I'm looking for something I can kick around the yard for the dogs to chase, will not get lost in the field in the long grass, and big and light enough to stay on top of the snow. I've tried cheap vinyl balls, more expensive sewn volleyballs, and a larger soccer ball that I didn't think Keeta would be able to grab with her mouth and thus puncture - but did in no time. She does it on purpose, she likes them soft so she can pick them up, but I want them round and hard so that they can be kicked around! (I want to have some fun too!







)

Out of ideas at this point . . .


----------



## BowWowMeow (May 7, 2007)

Rafi just got this one last weekend: http://www.planetdog.com/ProductInfo.aspx?productid=15110000

It is not a full size ball but it is also not inflatable, it is rubber. He LOVES it. He carries it with him everywhere. We have visited several fields and I have made goals with it so I can vouch for the fun factor.


----------



## Rika_Tula (Nov 9, 2006)

I wish I could remember the name of this darn ball but you see horses using them. They are also made for dogs. They come in different sizes, are rubber & round, with a handle. Myrika's teeth go in but it doesn't pop the ball...sometimes she has to use her paw to pop the ball off of her tooth. She kicks this ball's butt and I boot it around with my foot all the time. She LOVES it!

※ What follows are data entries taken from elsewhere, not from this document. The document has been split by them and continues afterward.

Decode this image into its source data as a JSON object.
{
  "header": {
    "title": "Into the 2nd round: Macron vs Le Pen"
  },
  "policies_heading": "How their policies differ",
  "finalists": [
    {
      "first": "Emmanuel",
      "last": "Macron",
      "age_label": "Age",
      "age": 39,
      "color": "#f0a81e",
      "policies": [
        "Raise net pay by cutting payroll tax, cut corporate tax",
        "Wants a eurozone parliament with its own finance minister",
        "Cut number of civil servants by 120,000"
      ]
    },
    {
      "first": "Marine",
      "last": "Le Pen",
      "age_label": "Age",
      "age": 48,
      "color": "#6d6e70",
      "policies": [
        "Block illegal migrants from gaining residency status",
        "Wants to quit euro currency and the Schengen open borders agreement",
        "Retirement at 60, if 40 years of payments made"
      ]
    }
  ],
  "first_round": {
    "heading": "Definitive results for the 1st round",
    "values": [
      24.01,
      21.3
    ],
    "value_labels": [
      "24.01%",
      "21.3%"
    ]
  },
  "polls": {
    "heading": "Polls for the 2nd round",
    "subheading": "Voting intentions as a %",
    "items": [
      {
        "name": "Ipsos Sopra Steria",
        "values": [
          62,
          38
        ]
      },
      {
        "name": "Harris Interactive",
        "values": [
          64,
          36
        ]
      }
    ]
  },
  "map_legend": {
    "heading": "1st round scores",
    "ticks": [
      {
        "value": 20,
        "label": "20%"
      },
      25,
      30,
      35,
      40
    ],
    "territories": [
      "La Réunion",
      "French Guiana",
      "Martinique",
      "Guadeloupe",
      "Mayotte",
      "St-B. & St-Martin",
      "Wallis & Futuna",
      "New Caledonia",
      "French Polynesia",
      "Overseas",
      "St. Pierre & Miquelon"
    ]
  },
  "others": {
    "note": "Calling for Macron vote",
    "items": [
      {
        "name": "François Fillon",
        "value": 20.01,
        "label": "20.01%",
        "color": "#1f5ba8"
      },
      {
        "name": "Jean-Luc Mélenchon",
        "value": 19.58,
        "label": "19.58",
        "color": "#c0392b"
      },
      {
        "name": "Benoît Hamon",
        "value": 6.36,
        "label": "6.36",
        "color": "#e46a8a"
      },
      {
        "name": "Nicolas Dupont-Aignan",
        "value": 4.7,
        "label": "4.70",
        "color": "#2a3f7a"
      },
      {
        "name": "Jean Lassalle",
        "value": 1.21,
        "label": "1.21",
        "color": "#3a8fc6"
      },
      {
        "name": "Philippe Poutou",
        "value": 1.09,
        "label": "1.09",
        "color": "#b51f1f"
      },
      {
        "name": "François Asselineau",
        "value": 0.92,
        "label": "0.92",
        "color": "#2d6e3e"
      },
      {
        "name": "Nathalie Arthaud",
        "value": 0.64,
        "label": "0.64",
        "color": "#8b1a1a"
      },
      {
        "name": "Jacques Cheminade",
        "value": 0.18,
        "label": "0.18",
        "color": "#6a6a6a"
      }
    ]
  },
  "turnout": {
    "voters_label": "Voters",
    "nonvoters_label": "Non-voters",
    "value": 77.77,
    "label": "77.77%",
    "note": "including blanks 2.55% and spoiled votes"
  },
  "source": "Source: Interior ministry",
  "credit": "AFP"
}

I'll look around to see if I can find a link or photo.

My hubby is brilliant! It's called a Jolly Ball. Link to just one place to get them. An online search for Jolly Ball will bring up a ton of retailers.


----------



## BowWowMeow (May 7, 2007)

The horse ball is a Jolly Ball. It has a handle though so it's a little harder to kick. It does hold up well and is bright and easy to find in the snow.


----------



## fourdogsrule (May 10, 2007)

We used to have the Jolly Ball, but my dogs chew off the handle and then eat the ball itself. So, no more Jolly Balls for my gang.
I am going to get a couple of the Planet Dog soccer balls and see how they hold up.


----------



## Annemarie (Feb 12, 2007)

I just found a jolly ball at my local pet store, it does not have a handle.

It's been six weeks and it has stood up to my ball crazy girl.


----------



## SunCzarina (Nov 24, 2000)

Otto's sire had a jolly ball without a handle, it had a hole that was muzzle sized. Other than that, I don't have much useful to add to this post, just wanted to







about how you put her mission in life. Luther was the same way! I miss the neighbors with 5 boys (and their friends) who used to Oppps, Mom, we need a new ball, it went in Jenn's yard and Luther popped it - we used to get a free basketball or football at least once a month.


----------



## Castlemaid (Jun 29, 2006)

I forgot about the Jolly Balls! I've seen pics of people's dogs with them, sounds promising, thanks! 

I did a google search and you can get the balls without the handles for dogs, I'll look for one of those. 

Ruth, those Orbee-Tuff balls don't get shredded? They look a bit small, though.


----------